"This assumption is wrong in Pimax 8k’s case, which causes two problems. The big one is that SteamVR’s internal HMD representation does not support HMDs with a total field of view of 180° or more. Consider Figure 2: the FoV for each eye is formed by the triangle defined by that eye’s pupil position and the left and right edges of its associated screen. The closer each pupil is to its screen, the bigger the FoV. At the limit, when the pupil touches the screen, FoV approaches 180°. As there is no way to push the pupil through the screen, FoV can not be made any larger. If per-eye FoV is limited to less than 180°, and the two screens are parallel, combined FoV must also be less than 180°. This in turn means that SteamVR software can not render the full FoV required by the HMD’s screen layout, and since there is also no way for an HMD to tell SteamVR to only render to part of its screens, SteamVR will take the reduced FoV and stretch it across the real FoV, which causes visible distortion not only in the part of periphery that extends beyond 180°, but everywhere.
Second, even if Pimax 8k had a total FoV of less than 180° (or were able to tell SteamVR to ignore parts of its displays), and SteamVR were told to render to the correct FoV, there would still be distortion, specifically, keystone distortion, because SteamVR’s projection would be based on parallel screens, while Pimax 8k’s screens are rotated with respect to each other.
The proper way to fix both of these problems is for Valve to add screen rotating angle fields to SteamVR’s HMD specification protocol, so that SteamVR can set up correct projections. This would most probably not even require changes to existing SteamVR applications, as those are only receiving general projection matrices, which can already represent rotated screens.
Until then, there is a work-around Pimax could use to at least confine geometric distortion to the outer edges of the periphery, beyond 170° or so.

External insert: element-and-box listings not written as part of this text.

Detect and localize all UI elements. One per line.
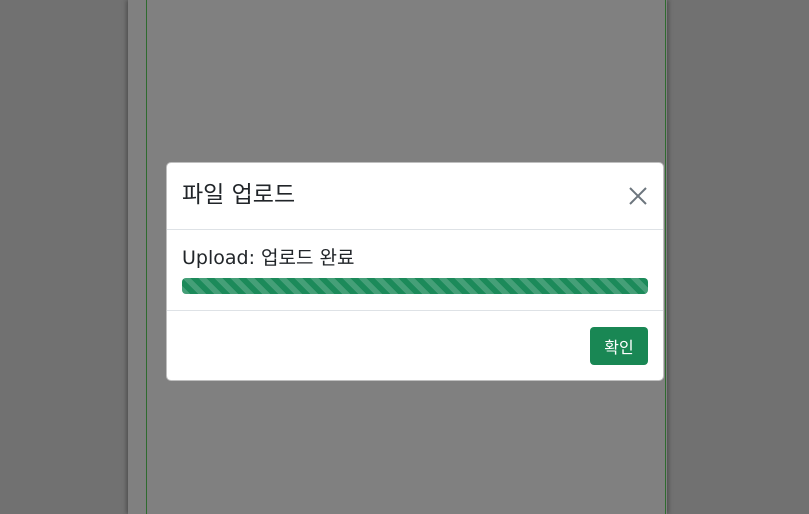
upload-status: Upload: 업로드 완료 — [182, 246, 354, 270]
close-icon — [629, 187, 647, 205]
dialog-header: 파일 업로드 — [167, 163, 663, 230]
upload-status-text: 업로드 완료 — [261, 247, 355, 269]
dialog-title: 파일 업로드 — [182, 182, 296, 208]
app-background: 파일 업로드 Upload: 업로드 완료 확인 — [0, 0, 809, 514]
page-border-right — [665, 0, 666, 514]
page-border-left — [146, 0, 147, 514]
dialog-footer: 확인 — [167, 311, 663, 380]
upload-progress-bar — [182, 278, 648, 294]
close-button[interactable] — [627, 185, 649, 207]
upload-status-label: Upload: — [182, 247, 255, 269]
upload-dialog: 파일 업로드 Upload: 업로드 완료 확인 — [166, 162, 664, 381]
confirm-button[interactable]: 확인 — [590, 327, 648, 365]
dialog-body: Upload: 업로드 완료 — [167, 230, 663, 311]
upload-progress — [182, 278, 648, 294]
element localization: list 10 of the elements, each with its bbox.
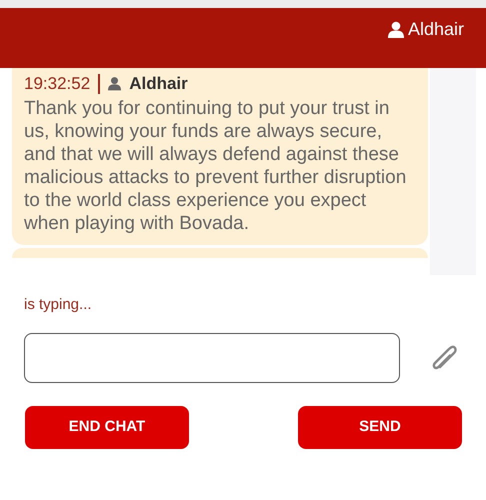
user-icon bbox=[108, 76, 122, 92]
message-text: Thank you for continuing to put your trust in us, knowing your funds are always secure, and that we will always defend against these malicious attacks to prevent further disruption to the world class experience you expect when playing with Bovada. bbox=[24, 96, 408, 234]
user-icon bbox=[388, 21, 404, 38]
end-chat-button[interactable]: END CHAT bbox=[25, 406, 189, 448]
message-time: 19:32:52 bbox=[24, 73, 90, 95]
message-author: Aldhair bbox=[129, 73, 188, 95]
typing-indicator: is typing... bbox=[23, 295, 93, 315]
message-input[interactable] bbox=[24, 332, 400, 382]
user-name: Aldhair bbox=[408, 18, 464, 41]
send-button[interactable]: SEND bbox=[298, 406, 462, 448]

I have been ignoring lenses and lens distortion thus far, but now they come in handy. SteamVR already has a very flexible way for HMDs to communicate the optical properties of their lenses, concretely, the formulae needed to pre-distort rendered images to correct for the lenses’ non-linear geometric distortions and chromatic aberrations, to the SteamVR run-time. The stretching resulting from FoV truncation, and the keystone distortion resulting from wrong screen orientation, while not in fact caused by the lenses, can still be baked into the lens distortion correction formulae and fixed that way."